Although this is the very first question of the exercise on a refresher to Set Theory, I cannot process the logical syntax as it is. I'll break down my approach to understanding this set:

1. The domain of discourse is the set of natural numbers(the convention followed in the course is to exclude $0$ from $\Bbb N$). The set $A$, first and foremost, requires $n$ to be greater than $1$.
2. Next, $A$ requires $n$ to satisfy the implication $(xy=n)\implies (x=1\lor y=1)$ for every $x, y$ chosen from $\Bbb N$(this is precisely where I feel I might be wrong).
3. Clearly, in the event of both $x,y$ being greater than 1 the entire implication will be falsified.
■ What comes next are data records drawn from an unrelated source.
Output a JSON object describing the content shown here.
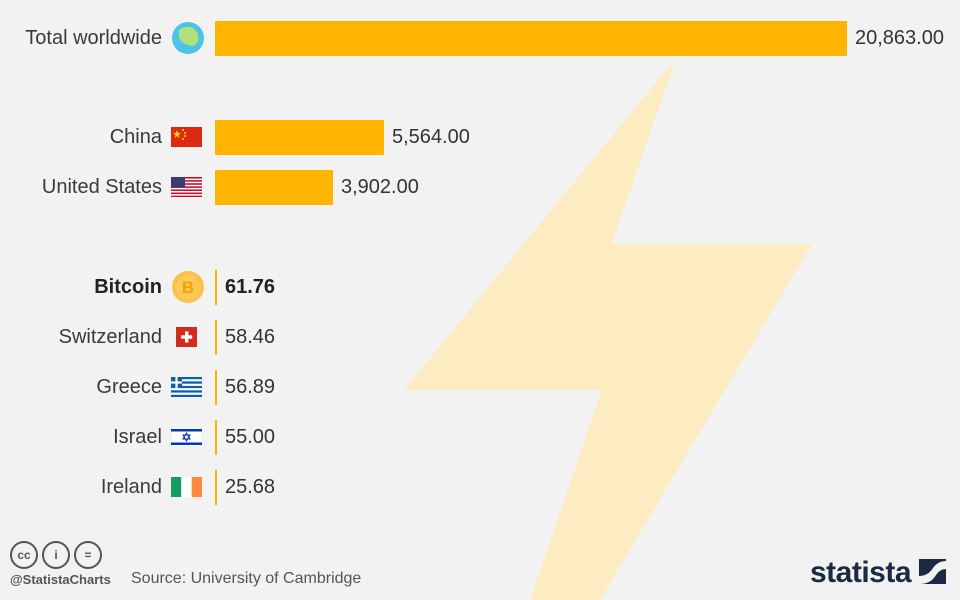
{
  "chart_data": {
    "type": "bar",
    "orientation": "horizontal",
    "categories": [
      "Total worldwide",
      "China",
      "United States",
      "Bitcoin",
      "Switzerland",
      "Greece",
      "Israel",
      "Ireland"
    ],
    "values": [
      20863.0,
      5564.0,
      3902.0,
      61.76,
      58.46,
      56.89,
      55.0,
      25.68
    ],
    "value_labels": [
      "20,863.00",
      "5,564.00",
      "3,902.00",
      "61.76",
      "58.46",
      "56.89",
      "55.00",
      "25.68"
    ],
    "highlight": "Bitcoin",
    "icons": [
      "globe-icon",
      "china-flag-icon",
      "us-flag-icon",
      "bitcoin-icon",
      "switzerland-flag-icon",
      "greece-flag-icon",
      "israel-flag-icon",
      "ireland-flag-icon"
    ],
    "grid": false,
    "colors": {
      "bar": "#ffb400",
      "bolt": "#fdebc2",
      "background": "#f2f2f2"
    }
  },
  "footer": {
    "cc_icons": [
      "cc",
      "by",
      "nd"
    ],
    "cc_glyphs": [
      "cc",
      "i",
      "="
    ],
    "handle": "@StatistaCharts",
    "source": "Source: University of Cambridge",
    "brand": "statista"
  }
}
Thus, there does not exist any $n\in \Bbb N$ satisfying the conditions required by $A$, which means $A$ is an empty set.

I'd like to know which part of my reasoning is incorrect(if any at all). I believe such case-by-case splitting may not be necessary for trivial examples like this one (at least for math students and professionals), but I'm a layman and would hence appreciate such an approach.

Answer 1

Let's break it down step by step.

1. You're first point is right, for $n \in A$, $n$ must be an natural number greater than $1$.
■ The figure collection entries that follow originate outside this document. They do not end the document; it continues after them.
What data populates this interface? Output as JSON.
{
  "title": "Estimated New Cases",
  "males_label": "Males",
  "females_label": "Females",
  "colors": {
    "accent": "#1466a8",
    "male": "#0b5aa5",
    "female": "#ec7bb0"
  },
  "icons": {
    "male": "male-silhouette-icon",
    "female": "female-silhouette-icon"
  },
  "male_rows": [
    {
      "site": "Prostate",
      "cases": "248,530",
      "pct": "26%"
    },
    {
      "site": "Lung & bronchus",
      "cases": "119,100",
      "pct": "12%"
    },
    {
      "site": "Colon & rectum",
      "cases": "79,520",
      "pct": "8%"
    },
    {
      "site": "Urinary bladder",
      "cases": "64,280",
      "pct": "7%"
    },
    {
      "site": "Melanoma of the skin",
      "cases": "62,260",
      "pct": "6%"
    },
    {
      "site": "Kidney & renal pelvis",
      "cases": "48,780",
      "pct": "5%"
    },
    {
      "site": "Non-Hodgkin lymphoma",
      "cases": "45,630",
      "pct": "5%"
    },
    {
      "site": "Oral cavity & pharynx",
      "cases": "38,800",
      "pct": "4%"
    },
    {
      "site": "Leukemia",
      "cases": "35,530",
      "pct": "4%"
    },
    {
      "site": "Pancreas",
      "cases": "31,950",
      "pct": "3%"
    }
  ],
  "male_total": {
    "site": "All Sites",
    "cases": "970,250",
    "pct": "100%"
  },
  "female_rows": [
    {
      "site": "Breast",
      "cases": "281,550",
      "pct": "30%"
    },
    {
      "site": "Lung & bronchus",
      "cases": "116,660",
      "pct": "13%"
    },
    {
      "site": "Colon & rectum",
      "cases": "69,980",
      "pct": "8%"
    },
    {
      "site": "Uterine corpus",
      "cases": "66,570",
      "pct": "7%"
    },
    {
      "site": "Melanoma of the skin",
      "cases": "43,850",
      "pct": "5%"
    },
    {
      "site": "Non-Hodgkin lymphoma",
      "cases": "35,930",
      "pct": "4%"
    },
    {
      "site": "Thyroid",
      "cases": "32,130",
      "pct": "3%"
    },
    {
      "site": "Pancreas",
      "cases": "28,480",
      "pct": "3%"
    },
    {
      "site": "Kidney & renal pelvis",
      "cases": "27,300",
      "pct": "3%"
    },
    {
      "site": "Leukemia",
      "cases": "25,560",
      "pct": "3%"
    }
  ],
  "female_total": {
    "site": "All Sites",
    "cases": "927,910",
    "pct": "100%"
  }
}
2. $n$ must also satify $(xy=n)\implies(x=1\vee y=1)$ for all natural numbers $x$ and $y$, which can be $1$.

3. Now let's look at the general cases for the form of $A\implies B$

If $A$ is false, then $(A\implies B)$ is true. If $A$ is true, then $(A\implies B)$ is true if an only if $B$ is also true.

So now we know that if

$(xy=n)$ is false for all natural numbers of $x,y$, then $n\in A$. However, it's very easy to see that it's not always false, because if $x=1$ and $y=n$ (which is a perfectly valid possibility!), then $(xy=n)$ is clearly true.

What that means is that for the cases where $(xy=n)$ is true, we must also have that $(x=1\vee y=1)$ to be true. That is the part that restricts $n$ to be a prime number.
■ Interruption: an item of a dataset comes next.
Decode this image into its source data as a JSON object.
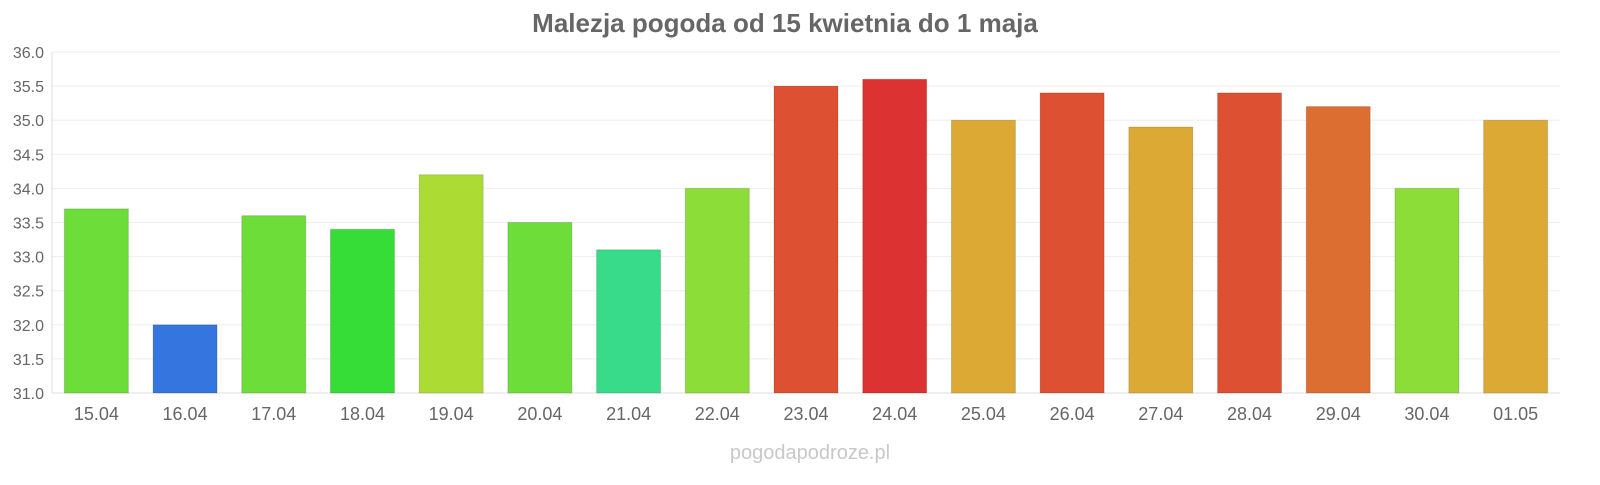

I.e; if $n$ is a multiple of two natural numbers $x,y$, it's only prime when for all $x,y$, either $x$ or $y$ is $1$.

Answer 2

Your third point is false. An implication is not necessarily falsified when the conclusion is false.

For instance, (False) $\implies$ (False) is always true.

It might be appropriate to recall the definition : $A \implies B$ holds if, whenever $A$ holds, $B$ holds as well. If $A$ is false, then the implication $A \implies B$ is true, by definition.